Tulisan ini merespons keputusan Gubernur Jatim, Soekarwo, yang Selasa (6/3/2018) lalu mengganti dua nama jalan di Surabaya. Jalan Dinoyo diganti Jalan Sunda, dan Jl Gunungsari diganti Jl Prabu Siliwangi.
Duh… catet ya, saya tidak pada posisi menolak nama penggantinnya. Tapi kegemaran mengganti nama jalan adalah perbuatan yang tidak pantas. (bahasanya lebih halus dari judulnya -Lancang-)

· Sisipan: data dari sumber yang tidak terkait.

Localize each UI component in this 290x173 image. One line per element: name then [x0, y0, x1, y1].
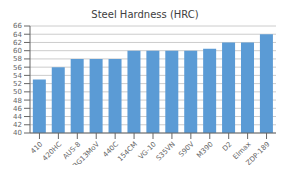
svg-text:58: 58: [13, 55, 22, 63]
svg-text:56: 56: [13, 64, 22, 72]
svg-text:52: 52: [13, 80, 22, 88]
svg-text:S35VN: S35VN: [155, 140, 177, 162]
svg-text:S90V: S90V: [177, 140, 196, 159]
svg-text:44: 44: [13, 113, 22, 121]
svg-text:62: 62: [13, 39, 22, 47]
svg-text:AUS-8: AUS-8: [61, 140, 83, 161]
svg-text:42: 42: [13, 121, 22, 129]
svg-text:54: 54: [13, 72, 22, 80]
svg-text:48: 48: [13, 97, 22, 105]
svg-text:BG13MoV: BG13MoV: [71, 140, 101, 165]
svg-text:420HC: 420HC: [41, 140, 63, 162]
svg-text:410: 410: [29, 140, 44, 155]
svg-text:40: 40: [13, 129, 22, 137]
svg-text:60: 60: [13, 47, 22, 55]
svg-text:66: 66: [13, 22, 22, 30]
svg-text:154CM: 154CM: [116, 140, 139, 163]
svg-text:Elmax: Elmax: [231, 140, 253, 162]
svg-text:440C: 440C: [101, 140, 121, 159]
svg-text:46: 46: [13, 105, 22, 113]
svg-text:64: 64: [13, 31, 22, 39]
svg-text:M390: M390: [195, 140, 214, 159]
html-text:Steel Hardness (HRC): Steel Hardness (HRC): [91, 9, 199, 20]
svg-text:50: 50: [13, 88, 22, 96]
svg-text:ZDP-189: ZDP-189: [244, 140, 271, 165]
svg-text:D2: D2: [221, 140, 234, 153]
svg-text:VG-10: VG-10: [137, 140, 158, 162]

Tau nggak sih….. nama jalan bukan sekadar plang nama di ujung jalan. Nama jalan termasuk nama kampungnya adalah pembentuk sebuah identitas. Bahas kerennya brand. Dia tidak muncul mak bedunduk atawa tiba-tiba, asal keren aja, atau bahkan ngikutin tren.

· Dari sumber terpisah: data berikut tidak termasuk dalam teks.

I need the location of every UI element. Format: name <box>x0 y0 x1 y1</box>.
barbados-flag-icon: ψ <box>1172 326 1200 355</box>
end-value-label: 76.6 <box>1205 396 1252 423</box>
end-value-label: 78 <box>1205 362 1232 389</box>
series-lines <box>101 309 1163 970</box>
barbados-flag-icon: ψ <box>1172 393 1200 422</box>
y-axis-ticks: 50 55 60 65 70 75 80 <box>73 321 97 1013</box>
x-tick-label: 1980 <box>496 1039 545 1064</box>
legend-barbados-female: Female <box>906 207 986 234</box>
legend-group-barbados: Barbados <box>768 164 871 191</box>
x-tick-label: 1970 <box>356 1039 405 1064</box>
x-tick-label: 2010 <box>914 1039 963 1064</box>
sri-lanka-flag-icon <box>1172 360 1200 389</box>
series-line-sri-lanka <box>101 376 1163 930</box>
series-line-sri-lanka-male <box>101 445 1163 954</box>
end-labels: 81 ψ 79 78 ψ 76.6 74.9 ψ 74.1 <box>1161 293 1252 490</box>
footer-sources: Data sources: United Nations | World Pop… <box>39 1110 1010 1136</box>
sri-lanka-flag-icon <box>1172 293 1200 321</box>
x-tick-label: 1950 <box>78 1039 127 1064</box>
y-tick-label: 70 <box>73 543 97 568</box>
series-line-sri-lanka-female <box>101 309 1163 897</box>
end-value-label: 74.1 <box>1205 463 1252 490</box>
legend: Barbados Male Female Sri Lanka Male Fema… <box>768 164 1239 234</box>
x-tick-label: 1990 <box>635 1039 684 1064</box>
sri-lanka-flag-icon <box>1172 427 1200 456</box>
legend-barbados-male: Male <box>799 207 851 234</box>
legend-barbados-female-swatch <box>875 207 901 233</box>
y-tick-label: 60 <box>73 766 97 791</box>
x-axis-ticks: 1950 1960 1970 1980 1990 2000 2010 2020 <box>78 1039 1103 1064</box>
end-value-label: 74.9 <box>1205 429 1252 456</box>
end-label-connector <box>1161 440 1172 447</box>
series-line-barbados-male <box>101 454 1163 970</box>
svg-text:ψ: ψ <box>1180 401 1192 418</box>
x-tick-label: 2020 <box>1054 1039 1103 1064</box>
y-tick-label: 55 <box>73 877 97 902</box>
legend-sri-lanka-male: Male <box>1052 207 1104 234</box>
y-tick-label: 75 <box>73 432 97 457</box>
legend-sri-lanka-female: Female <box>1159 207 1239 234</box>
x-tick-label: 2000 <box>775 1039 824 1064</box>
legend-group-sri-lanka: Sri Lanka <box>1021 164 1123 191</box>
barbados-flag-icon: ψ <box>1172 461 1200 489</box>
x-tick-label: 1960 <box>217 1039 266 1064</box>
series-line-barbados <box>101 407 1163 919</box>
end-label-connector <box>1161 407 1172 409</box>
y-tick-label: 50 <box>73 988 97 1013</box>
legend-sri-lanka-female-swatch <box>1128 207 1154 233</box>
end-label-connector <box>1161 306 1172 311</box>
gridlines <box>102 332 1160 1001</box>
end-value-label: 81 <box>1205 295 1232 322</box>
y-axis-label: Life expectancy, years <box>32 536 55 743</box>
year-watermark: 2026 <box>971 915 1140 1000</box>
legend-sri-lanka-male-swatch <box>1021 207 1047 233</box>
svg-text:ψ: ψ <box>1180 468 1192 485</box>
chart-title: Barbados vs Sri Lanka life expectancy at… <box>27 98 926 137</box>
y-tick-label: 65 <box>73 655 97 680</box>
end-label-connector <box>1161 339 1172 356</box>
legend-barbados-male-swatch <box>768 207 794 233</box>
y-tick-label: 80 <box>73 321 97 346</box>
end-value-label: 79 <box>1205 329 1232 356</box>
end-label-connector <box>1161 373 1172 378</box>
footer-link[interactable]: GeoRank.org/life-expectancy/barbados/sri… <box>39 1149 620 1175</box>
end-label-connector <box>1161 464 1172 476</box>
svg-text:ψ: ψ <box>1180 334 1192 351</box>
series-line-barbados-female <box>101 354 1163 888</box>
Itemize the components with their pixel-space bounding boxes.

Dia dibangun dari kearifan lokal, dilahirkan dari kesepakatan bersama dari orang-orang sekitarnya. Dari sejarah panjang yang menyertainya. Dinoyo misalnya, dia sudah ada jauh sebelum Indonesia merdeka. Catatan saya tahun 1848 ketika tuan tanah Arab membeli tanah kawasan itu, namanya sudah Dinoyo. Bakal satu bab sendiri menerangkan sejarah Dinoyo.
Belum lagi Gunungsari. Saya menduga nama lawas ini muncul akibat ‘kerinduan’ Surabaya yang berdataran rendah ini akan pegunungan. Sehingga gundukan tanah dikit aja yang sebenarnya pantes disebut bukit kebablasen dinamai gunung. Seperti juga gundukan tanah yang ditumbuhi pohon waru disebut Waru Gunung. Atau nama Gunung Anyar di Surabaya timur, ini baru ada tahun 1920 akibat tiba-tiba muncul fenomena minyak bumi yang menyembur (lebih tepatnya ndledek).